Although involvement of protein kinase C (PKC) and MAP kinase (MAPK) has been implicated in the regulation of the 85-kDa cytosolic phospholipase A₂ (cPLA₂) and arachidonic acid (AA) release in many cells, whether the two kinases function sequentially or independently remains undefined. We found that blockade of MAPK stimulation by the MAPK kinase inhibitor PD098059 inhibited AA release promoted by P_2u, agonists ATP and UTP in MDCK-D₁ cells. Down-regulation of PKC inhibited both AA release and MAPK activation. The data thus suggest sequential activation of PKC then MAPK in the regulation of AA release induced by P_2U-purinergic receptors. On the other hand, the selective PKCα inhibitor GF109203 X, at < 3 μM, inhibited P_2U-purinergic-mediated AA release, but not MAPK activation. Similar differential effects of this inhibitor (at <1 μM) were observed for PMA-mediated responses.
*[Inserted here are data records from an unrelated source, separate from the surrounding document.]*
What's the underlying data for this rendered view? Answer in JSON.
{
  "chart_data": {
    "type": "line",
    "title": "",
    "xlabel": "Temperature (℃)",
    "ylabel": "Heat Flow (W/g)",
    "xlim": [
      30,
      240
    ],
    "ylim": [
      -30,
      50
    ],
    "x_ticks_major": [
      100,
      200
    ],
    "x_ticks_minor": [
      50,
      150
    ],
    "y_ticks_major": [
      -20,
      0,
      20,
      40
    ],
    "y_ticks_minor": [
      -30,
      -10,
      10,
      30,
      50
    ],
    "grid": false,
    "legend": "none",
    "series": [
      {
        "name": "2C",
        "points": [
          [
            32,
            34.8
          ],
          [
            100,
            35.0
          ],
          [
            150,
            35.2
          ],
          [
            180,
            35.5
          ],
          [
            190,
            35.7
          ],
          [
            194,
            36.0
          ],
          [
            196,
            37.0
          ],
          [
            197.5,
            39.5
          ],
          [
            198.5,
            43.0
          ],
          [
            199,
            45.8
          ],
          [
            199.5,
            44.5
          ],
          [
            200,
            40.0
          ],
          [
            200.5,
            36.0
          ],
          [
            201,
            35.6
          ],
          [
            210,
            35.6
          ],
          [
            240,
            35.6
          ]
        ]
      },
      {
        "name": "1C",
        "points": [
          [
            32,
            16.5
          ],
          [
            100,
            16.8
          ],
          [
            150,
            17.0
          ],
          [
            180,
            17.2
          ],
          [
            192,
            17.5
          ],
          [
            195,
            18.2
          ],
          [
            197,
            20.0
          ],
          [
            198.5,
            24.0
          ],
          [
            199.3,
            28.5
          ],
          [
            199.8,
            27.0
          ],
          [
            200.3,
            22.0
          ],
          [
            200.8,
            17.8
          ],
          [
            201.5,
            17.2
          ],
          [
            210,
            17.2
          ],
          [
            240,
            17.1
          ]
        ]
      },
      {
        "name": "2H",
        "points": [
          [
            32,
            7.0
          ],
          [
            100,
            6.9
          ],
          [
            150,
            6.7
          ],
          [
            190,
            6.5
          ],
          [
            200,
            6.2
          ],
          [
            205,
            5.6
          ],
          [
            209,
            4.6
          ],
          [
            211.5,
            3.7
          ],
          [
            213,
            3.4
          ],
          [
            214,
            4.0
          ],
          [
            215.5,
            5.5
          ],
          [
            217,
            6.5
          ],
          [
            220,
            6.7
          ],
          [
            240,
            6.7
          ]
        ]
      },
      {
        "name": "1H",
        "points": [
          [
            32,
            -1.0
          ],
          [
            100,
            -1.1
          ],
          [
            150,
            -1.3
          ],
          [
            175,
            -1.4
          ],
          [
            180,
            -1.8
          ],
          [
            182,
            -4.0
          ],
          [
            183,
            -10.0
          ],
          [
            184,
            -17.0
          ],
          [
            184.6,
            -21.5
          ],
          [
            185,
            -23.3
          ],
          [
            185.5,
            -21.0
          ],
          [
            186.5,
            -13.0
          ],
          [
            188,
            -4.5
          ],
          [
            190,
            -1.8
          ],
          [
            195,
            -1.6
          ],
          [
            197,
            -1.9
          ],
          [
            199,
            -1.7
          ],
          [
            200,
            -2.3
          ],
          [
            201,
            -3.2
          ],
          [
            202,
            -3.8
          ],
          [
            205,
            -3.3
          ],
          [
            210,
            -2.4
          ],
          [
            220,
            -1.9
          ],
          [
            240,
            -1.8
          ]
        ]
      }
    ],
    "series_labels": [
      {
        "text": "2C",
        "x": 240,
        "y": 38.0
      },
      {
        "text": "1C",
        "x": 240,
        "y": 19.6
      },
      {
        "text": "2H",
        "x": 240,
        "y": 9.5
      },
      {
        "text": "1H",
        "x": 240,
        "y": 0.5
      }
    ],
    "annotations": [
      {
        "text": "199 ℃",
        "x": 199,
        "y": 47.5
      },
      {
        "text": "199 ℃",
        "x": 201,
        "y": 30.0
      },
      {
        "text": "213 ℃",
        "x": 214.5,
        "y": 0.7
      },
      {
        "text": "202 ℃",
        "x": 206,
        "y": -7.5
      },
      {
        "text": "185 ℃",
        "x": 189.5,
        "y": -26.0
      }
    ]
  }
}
Furthermore, partial blockade of expression of PKCα with antisense transfection inhibited PMA-promoted AA release without affecting MAPK stimulation. Thus, PKCα is required for AA release but not for MAPK activation. Together with our previous results that P_2U receptors promote AA release through cPLA₂ in MDCK-D₁ cells, the present study suggests that in these cells PKCα and MAPK, acting independently, are both obligatorily required for the regulation of cPLA₂ activation and AA release by P_2U-purinergic receptors.